17 Jan 2023

Rolls Royce Runs Gas Engine on 100% Hydrogen

17 Jan 2023  by   

Rolls-Royce Power System says it has successfully run a gas engine on 100% hydrogen fuel.

The tests were carried out using a 12-cylinder gas variant of the mtu Series 4000 L64 engine and Rolls Royce said the results “showed very good characteristics in terms of efficiency, performance, emissions and combustion”.

For several months, the mtu gas engine underwent bench testing and continuous improvement in terms of efficiency, performance, emissions and combustion using 100% hydrogen as fuel.

Andrea Prospero, an engineer at Rolls-Royce responsible for the development of the engine, said: “We are very pleased with the rapid progress. The very low engine emissions are well below the strict EU limits and no exhaust gas after-treatment is required.”

Due to the different combustion behaviour of hydrogen compared to natural gas, some engine components including fuel injection, turbocharging, piston design and control, were modified in the test engine.

Tobias Ostermaier, President of Stationary Power Solutions at Rolls-Royce Power Systems, said: “This engine will serve the market demand for hydrogen solutions in the energy transition and will be available to our customers as a reliable and clean power source for gensets and combined heat and power plants.”

He added that the tests mark another important step towards the commercial introduction of hydrogen solutions to meet the demand of customers for more sustainable energy supply.

The first installation of mtu engines running on 100% hydrogen is already planned for the enerPort II project in the German inland port of Duisburg.

Duisport is working with several partners to build a hydrogen-based supply network for the new terminal, which is expected to be ready for operation in 2024.

The intention is for most of the electricity need for the port itself will be generated on site from hydrogen via two combined heat and power plants with mtu Series 4000 hydrogen engines as well as three mtu fuel cell systems.

Dr Jörg Stratmann, chief executive of Rolls-Royce Power Systems, said the company viewed hydrogen “as one of the central elements of the energy transition.

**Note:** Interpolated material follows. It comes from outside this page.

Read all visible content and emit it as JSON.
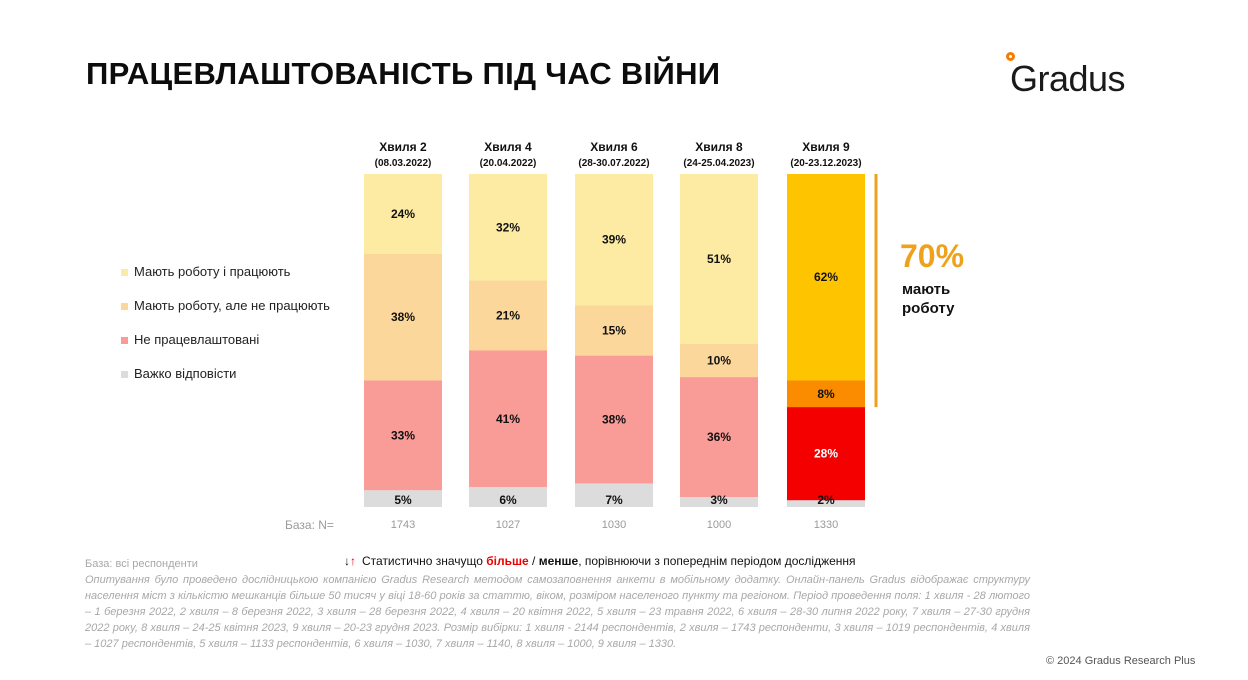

It can be used for both storage of excess energy and as a fuel, not only for engines but fuel cells and cogeneration plants to generate climate-neutral electricity and heat.

“In times of low demand and high renewable energy generation from wind or solar, for example, the excess energy can be channelled through an electrolyser to convert water to hydrogen, which can later be used as fuel in any number of applications.”